The unexpected increase, which occurred despite a significant decrease in global oil and gas activity, was recorded by the company’s automated Methane Watch emissions-surveillance technology. The technology makes extensive use of the Sentinel-5P satellite operated by the European Space Agency Copernicus program to provide frequent readings of methane concentration across major oil and gas basins with a resolution of 5.5×7 km. Kayrros analyzes these readings to identify large sources of emissions. The current detection threshold is above 5 tons per hour. A methane leak of this volume is equivalent to approximately 3.7 million tons of CO2-equivalent per year of continuous emission. The so-called super-emitters detected in the oil and gas sector using the satellite imagery, which also includes clusters of smaller sources, release an average estimated methane volume of 26,000 tons globally on any given day.

“Such increases in methane emissions are concerning and in stark contradiction to the direction set in the Paris Agreement of 2015,” said Antoine Rostand, president of Kayrros. “Despite much talk of climate action by energy industry stakeholders, global methane emissions continue to increase steeply. In 2019 alone, our technology tracked a combined volume of visible large methane leaks of 10 Mt, equivalent to more than 800 Mt of CO2 over a 20-year period,” Rostand added, that the largest contributors in 2019 were the US, Russia, Algeria, Turkmenistan, Iran, and Iraq.

The latest increase in emissions is thought to reflect the effects of changing operational practices among oil and gas operators in light of the global coronavirus pandemic and adjusted activity surrounding pipelines. The leaks are typically associated with the energy industry and include assets such as mines, oil wells, natural-gas-compression stations and pipelines. They may be driven by operational events such as well completions in shale plays and pipeline-network maintenance.

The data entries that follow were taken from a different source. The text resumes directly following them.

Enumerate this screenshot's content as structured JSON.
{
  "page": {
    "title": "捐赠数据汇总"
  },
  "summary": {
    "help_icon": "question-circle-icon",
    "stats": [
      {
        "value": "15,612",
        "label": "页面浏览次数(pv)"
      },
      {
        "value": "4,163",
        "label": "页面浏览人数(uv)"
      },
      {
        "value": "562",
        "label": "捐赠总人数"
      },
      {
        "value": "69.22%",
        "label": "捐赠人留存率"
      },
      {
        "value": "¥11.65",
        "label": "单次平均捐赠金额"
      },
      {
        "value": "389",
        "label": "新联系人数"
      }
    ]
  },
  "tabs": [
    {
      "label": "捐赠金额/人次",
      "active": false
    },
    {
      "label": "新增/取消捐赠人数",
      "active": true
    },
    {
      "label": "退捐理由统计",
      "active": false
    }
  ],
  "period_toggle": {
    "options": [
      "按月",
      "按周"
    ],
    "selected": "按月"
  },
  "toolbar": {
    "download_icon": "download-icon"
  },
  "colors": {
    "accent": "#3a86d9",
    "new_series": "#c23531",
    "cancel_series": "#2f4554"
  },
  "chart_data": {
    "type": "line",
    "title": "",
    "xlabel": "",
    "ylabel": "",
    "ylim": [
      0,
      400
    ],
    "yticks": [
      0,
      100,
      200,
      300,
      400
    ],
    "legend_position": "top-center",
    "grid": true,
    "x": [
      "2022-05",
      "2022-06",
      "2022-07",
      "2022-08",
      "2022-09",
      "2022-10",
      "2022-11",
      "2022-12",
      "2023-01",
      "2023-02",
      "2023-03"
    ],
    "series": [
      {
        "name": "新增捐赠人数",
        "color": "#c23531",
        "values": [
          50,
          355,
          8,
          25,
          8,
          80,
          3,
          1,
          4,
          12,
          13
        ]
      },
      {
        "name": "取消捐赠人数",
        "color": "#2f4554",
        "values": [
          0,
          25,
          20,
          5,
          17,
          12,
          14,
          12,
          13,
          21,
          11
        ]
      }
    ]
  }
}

Methane released can be flared or vented, the latter being more cost efficient. Large global methane leaks from the fossil fuels industry in 2019 were equal to the total volume of CO₂ emitted by Germany and France combined, according to Kayrros data.

These latest emissions figures coincided with, and were referenced in. the European Union’s (EU) announcement on 14 October that it will establish a new, Europe-wide methane strategy to integrate policy across energy, agriculture, and waste to improve data, reporting, and global transparency on the source and size of methane emissions. The strategy places focus on reporting pertaining to the energy sector, including on methane emissions outside of EU borders, as a precursor to enforcing action where voluntary measures are deemed insufficient to mitigate the sources contributing to climate change.

Moving the Needle

Methane emissions are responsible for a high proportion of total greenhouse-gas emissions, having reached approximately 20% in 2019, according to the International Energy Agency. While the agricultural sector is the largest single source of methane emissions worldwide, the energy sector—including oil, natural gas, coal, and bioenergy sources—is second. Although many possible opportunities exist to reduce methane emissions from the energy sector at a low cost, reduction has often been hampered by a lack of reliable data.

Tim Gould, head of the division for energy supply outlooks and investment at the IEA, said at a recent webinar on methane emissions, “Kayrros technology is a huge step forward in transparency. We assumed that these leaks were there, but we’ve never been able to pinpoint where, exactly. I think the crucial thing is that this technology really does move the needle.”